I’m trained to guess/forecast economies and financial markets, but Pandemics 101 was never offered in any courses I studied and taught at the University of New South Wales.

But as a market and economic historian, I’d say we’ll rise today. But I suspect the people who make money out of selling and then buying when others are fearful will be ready to pounce and sell again to cash-in on the uncertainty, which increased over the weekend.

Yep, when you ramp up self-isolation, social distancing, ban gatherings over 500 and virtually send a nation home for two weeks or maybe more, you hurt the economy, company profits and income-earning. And share prices have to come under pressure again.

The question is whether the $17.6 billion stimulus package will be enough to offset all these Government-imposed changes?

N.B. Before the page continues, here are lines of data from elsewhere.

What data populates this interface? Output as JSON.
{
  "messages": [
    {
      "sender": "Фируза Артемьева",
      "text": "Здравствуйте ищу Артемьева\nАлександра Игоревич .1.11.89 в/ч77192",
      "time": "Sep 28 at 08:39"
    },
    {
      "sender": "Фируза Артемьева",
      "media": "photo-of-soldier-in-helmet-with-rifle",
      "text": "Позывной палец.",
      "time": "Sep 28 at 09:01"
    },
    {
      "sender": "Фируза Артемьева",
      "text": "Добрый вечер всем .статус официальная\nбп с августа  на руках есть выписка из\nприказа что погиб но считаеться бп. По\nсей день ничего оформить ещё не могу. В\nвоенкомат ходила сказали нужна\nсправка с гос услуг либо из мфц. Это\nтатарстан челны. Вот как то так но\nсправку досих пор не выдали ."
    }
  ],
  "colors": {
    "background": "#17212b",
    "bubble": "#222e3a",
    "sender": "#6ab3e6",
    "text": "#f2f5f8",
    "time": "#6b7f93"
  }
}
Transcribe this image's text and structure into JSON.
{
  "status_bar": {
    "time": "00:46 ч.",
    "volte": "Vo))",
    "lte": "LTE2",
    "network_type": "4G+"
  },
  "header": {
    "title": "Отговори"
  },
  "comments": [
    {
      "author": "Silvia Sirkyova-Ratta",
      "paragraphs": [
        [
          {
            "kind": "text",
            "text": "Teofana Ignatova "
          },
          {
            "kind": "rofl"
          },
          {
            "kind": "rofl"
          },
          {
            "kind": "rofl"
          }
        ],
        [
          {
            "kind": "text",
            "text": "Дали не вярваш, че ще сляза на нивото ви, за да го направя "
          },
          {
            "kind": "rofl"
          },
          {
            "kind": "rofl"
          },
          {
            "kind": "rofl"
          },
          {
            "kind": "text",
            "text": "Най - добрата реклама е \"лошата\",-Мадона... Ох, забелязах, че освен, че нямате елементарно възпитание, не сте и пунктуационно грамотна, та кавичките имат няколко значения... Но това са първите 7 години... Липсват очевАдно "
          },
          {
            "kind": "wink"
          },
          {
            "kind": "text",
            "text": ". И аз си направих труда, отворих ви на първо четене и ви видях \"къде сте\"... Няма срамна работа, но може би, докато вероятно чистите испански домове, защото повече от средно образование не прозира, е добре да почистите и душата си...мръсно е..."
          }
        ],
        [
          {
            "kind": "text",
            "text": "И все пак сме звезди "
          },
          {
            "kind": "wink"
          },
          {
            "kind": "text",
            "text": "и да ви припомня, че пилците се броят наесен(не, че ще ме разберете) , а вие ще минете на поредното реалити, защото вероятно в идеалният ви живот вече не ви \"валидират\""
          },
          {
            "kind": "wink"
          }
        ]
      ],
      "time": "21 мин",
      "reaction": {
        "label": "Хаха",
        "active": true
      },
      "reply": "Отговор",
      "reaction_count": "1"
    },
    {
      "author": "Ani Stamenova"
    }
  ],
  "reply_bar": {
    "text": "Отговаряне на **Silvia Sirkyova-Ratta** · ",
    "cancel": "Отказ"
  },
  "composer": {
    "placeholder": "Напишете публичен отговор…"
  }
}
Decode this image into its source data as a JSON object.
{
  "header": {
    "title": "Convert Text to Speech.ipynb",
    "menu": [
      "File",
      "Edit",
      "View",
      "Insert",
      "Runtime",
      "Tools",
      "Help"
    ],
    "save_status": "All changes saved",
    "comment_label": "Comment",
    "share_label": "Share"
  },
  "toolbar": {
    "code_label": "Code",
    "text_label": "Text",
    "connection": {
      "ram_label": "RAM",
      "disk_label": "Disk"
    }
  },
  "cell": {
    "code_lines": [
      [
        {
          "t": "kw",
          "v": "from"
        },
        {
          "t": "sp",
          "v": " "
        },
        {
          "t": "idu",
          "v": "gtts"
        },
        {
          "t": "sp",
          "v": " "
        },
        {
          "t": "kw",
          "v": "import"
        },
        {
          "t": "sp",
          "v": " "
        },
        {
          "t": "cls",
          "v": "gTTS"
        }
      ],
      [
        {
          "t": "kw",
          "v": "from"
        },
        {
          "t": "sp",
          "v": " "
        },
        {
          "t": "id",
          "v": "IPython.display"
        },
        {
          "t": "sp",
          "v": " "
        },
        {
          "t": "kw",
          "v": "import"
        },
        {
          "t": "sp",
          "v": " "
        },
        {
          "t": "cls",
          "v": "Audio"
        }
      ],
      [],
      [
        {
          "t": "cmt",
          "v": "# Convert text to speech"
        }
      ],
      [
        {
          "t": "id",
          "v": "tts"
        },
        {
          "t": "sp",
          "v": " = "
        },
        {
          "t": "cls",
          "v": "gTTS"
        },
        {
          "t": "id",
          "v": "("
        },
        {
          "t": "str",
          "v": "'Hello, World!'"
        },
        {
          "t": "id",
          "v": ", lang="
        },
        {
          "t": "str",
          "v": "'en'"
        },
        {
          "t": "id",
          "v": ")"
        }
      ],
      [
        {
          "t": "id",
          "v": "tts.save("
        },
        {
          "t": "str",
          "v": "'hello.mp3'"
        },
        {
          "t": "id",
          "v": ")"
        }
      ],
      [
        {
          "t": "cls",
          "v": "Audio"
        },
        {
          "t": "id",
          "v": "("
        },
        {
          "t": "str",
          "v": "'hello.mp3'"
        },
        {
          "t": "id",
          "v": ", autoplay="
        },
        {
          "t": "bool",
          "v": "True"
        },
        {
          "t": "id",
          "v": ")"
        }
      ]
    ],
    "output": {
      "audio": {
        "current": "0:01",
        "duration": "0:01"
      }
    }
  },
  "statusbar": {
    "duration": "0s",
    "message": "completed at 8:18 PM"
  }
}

In the GFC, the Rudd Government threw $10.6 billion at the recession threat in October 2008 and then brought out the bazooka in February 2009, pumping a huge $42 billion into the economy. Unlike any other Western economy, we avoided a recession and our unemployment rate didn’t top 6%! Now that was a HUGE positive result and our stock market reacted in this way:

Source: au.finance.yahoo.com

The big drop on the left of this chart is the GFC stock market crash. And the big spike to the right of it followed the $42 billion package and the US rescue policies that gave Wall Street positivity.

We are still in the fear zone for stocks, and sell offs are likely as surprise negative revelations come along. If the virus stats get better quicker than expected because of these global policies of ‘closing stuff down’ work, then stocks could beat gravity. But until then we need to be cautious.

The Wall Street bounce was a great sign, but I suspect we have a few more market challenges ahead. No one is an expert on how this pandemic will affect stocks but I’m hoping for big stimulus packages as a form of insurance against a very bad recession. Watch this space!